End of truce between TTP and Pakistan, Taliban group attacks police convoy
On November 30, the Movement of Pakistan’s Taliban (TTP) carried out a suicide attack on a police vehicle near Quetta, capital of Baluchistan province. The explosion, recorded in the urban area of Baleli, resulted in four deaths and the wounding of more than twenty individuals, most of them police officers assigned to oversee a polio immunization campaign. Workers involved in immunization campaigns are often subject to armed attacks in the country, and in the past decade they have been the victims of a hundred killings. The Quetta blast, preceded over the past two days by a short sequence of attacks on police officers in Pakistan’s northwestern districts, means the upswing of the military offensive by the jihadist umbrella organisation.
TTP attacks had slowed in June, when mediation by the Islamic Emirate of Afghanistan allowed a cease-fire to be reached between Pakistani authorities and the TTP, a group ideologically close to the ruling Afghan Taliban in Kabul. The agreement, which has been disregarded several times but officially remained in force, committed the government of Pakistan to release captured fighters and reduce its military presence in the tribal districts of Khyber Pakthunkhwa, stronghold of the Pakistani Taliban movement, in exchange for ending the numerous armed actions conducted by the TTP. Since 2018, following the incorporation of several jihadist and Taliban groups, the movement has in fact returned to being the main threat in the country, specializing in attacks targeting military and police. In the span of 2021, it was held responsible for 282 attacks against Pakistani security forces.
The truce broke down on November 28, when the TTP declared that due to Pakistan’s repeated military operations in the tribal districts in the northwest, the agreement is being violated and the mujahedin have an imperative obligation to carry out attacks throughout the whole country. In a later statement and claiming the Quetta attack, the group said the recent wave of armed actions is aimed at avenging the assassination of commander Omar Khalid Khorasani, a prominent figure in the movement who was killed August 7, during the cease-fire, in the neighbouring Afghan province of Paktika.

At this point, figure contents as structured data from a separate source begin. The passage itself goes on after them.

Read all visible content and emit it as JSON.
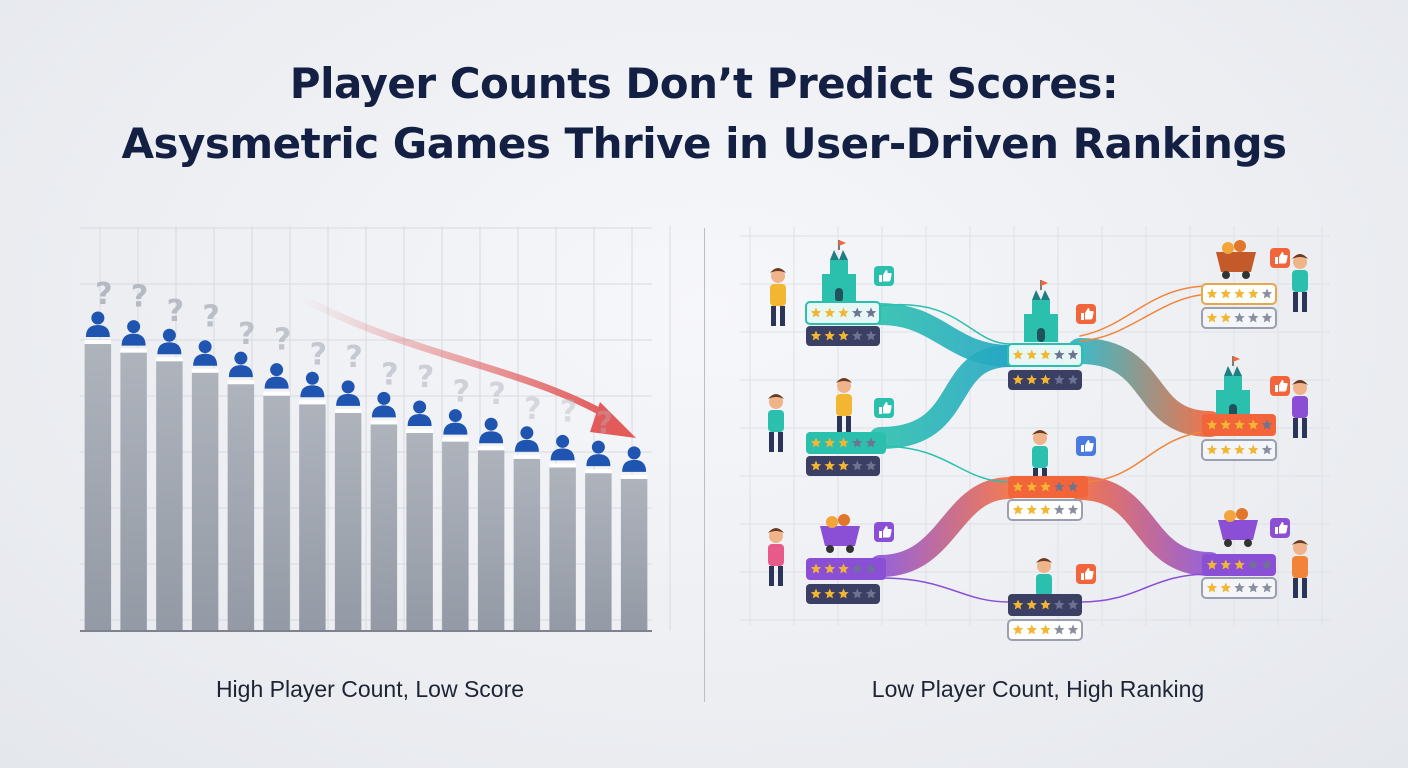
{
  "title": {
    "line1": "Player Counts Don’t Predict Scores:",
    "line2": "Asysmetric Games Thrive in User-Driven Rankings"
  },
  "left_panel": {
    "caption": "High Player Count, Low Score",
    "question_mark": "?",
    "bar_count": 16,
    "trend": "decreasing",
    "bar_color": "#a3a8b2",
    "player_icon_color": "#1f55b0",
    "arrow_color": "#e06060"
  },
  "right_panel": {
    "caption": "Low Player Count, High Ranking",
    "icons": [
      "castle-icon",
      "thumbs-up-icon",
      "player-figure-icon",
      "mine-cart-icon",
      "star-rating-icon"
    ],
    "colors": {
      "teal": "#2bbfae",
      "orange": "#f2643a",
      "purple": "#8b4fd6",
      "card": "#3a3f63",
      "star": "#f2b632"
    }
  },
  "chart_data": {
    "type": "bar",
    "title": "",
    "xlabel": "",
    "ylabel": "",
    "trend": "decreasing",
    "values": [
      1.0,
      0.97,
      0.94,
      0.9,
      0.86,
      0.82,
      0.79,
      0.76,
      0.72,
      0.69,
      0.66,
      0.63,
      0.6,
      0.57,
      0.55,
      0.53
    ]
  }
}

It is also of relevance that the truce violation comes immediately after the Pakistani Minister of State for Foreign Affairs announced an upcoming visit to Kabul to discuss regional security issues. Afghanistan, located near TTP strongholds, has so far been a strategic advantage for the Pakistani Taliban, who are able to evade Islamabad’s security forces by crossing the Afghan border. Any agreement between Pakistan and the Islamic Emirate over control of the border would result in a major setback for the TTP’s operational capabilities.